Reparação
Terminada a prece, recompus a fisionomia, pedindo ao professor me ensinasse o
melhor recursos de resgatar o erro cometido por mim noutro tempo.
Recomendou-me, então, em preleção que servisse para todos os alunos da classe, a
aproveitar o ensino e a experiência, dispensando o possível carinho dos animais,
que são igualmente criaturas de Deus em marcha progressiva para o
aperfeiçoamento, como todos nós, e exortou-me a renovar as recordações daquela
hora, com orações fervorosas e sinceros propósitos de nunca mais destruir a vida
dos seres frágeis e inofensivos da Criação Divina.
Em seguida, comentou as conseqüências desastrosas de nossos gestos impensados ou
criminosos, que espelham desarmonias e perturbações.
Explicou que tem visto inúmeros meninos com os quais se verificou o que ocorria,
embora fossem outros os fatos lamentáveis recordados.

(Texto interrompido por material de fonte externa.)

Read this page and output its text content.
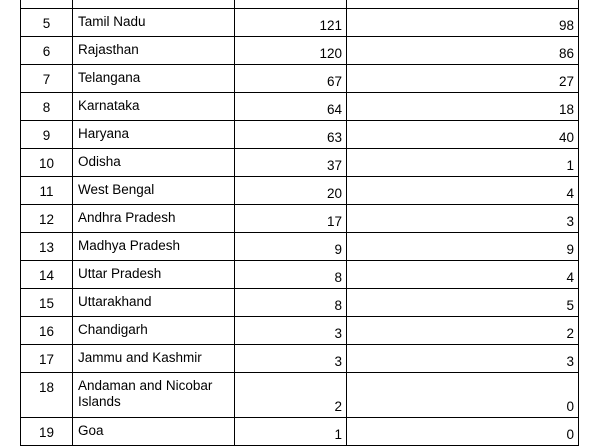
5	Tamil Nadu	121	98
6	Rajasthan	120	86
7	Telangana	67	27
8	Karnataka	64	18
9	Haryana	63	40
10	Odisha	37	1
11	West Bengal	20	4
12	Andhra Pradesh	17	3
13	Madhya Pradesh	9	9
14	Uttar Pradesh	8	4
15	Uttarakhand	8	5
16	Chandigarh	3	2
17	Jammu and Kashmir	3	3
18	Andaman and Nicobar Islands	2	0
19	Goa	1	0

Lembrou muitas crianças de
grande porte, com bastante entendimento, que passam longas horas derrubando
ninhos, prendendo aves ou matando-as sem consideração, perseguindo cães
trabalhadores ou apedrejando, por perverso prazer, animais úteis e mansos.
Esclareceu que todos os jovens dessa espécie experimentam aqui provações bem
amargas, sendo obrigados a reparar as faltas que levaram a efeito no mundo, com
absoluto menosprezo das respeitáveis determinações dos pais ou dos bons
conselhos das pessoas mais velhas.
Desde então, lembro-me de Bichaninho, sinto-lhe, ainda, a imagem dentro de mim;
entretanto, com o poder da prece, meu pensamento tranquilizou-se, voltando ao
passado em atitude de sincero arrependimento, pedindo perdão.
Humilhei os meus sentimentos caprichosos, dos quais sempre ocultara o lado mau,
e, por isso, tenho melhorado.
Já não possuo mais ócios e nem horas desaproveitadas.
Em todos os instantes consagrados a recreios e diversões, encontro árvores para
cuidar e animaizinhos daqui, aos quais posso auxiliar com eficiência e proveito.
Eu, que tanto me alegrava vendo s aves perseguidas pelos meninos fortes, hoje me
dedico a ajudar pequenos pássaros na construção de ninhos.
E observo que, diante da minha atitude interior transformada, todas as pessoas
que me cercam como que se transformaram para mim. Recebo olhares afetuosos e
agradecidos de toda a parte. Os professores e colegas parecem-me mais
simpáticos, mais amigos.
Notando-me o sincero esforço para corrigir-me, ninguém me falou do gato
apedrejado.
O episódio triste foi esquecido bondosamente por todos.
Devo às árvores e aos passarinhos, aos quais me tenho consagrado nos últimos
tempos, as alegrias que me enchem o coração.
Tenho quase certeza de que Bichaninho me perdoou a maldade. Sinto que fiz a paz
comigo mesmo e creio que, se eu voltasse presentemente para casa, seria melhor
filho e melhor irmão.
Oh, Dirceu, nunca atormente nem mate os animais úteis e inofensivos! Tendo
chorado muito para reparar o erro que cometi.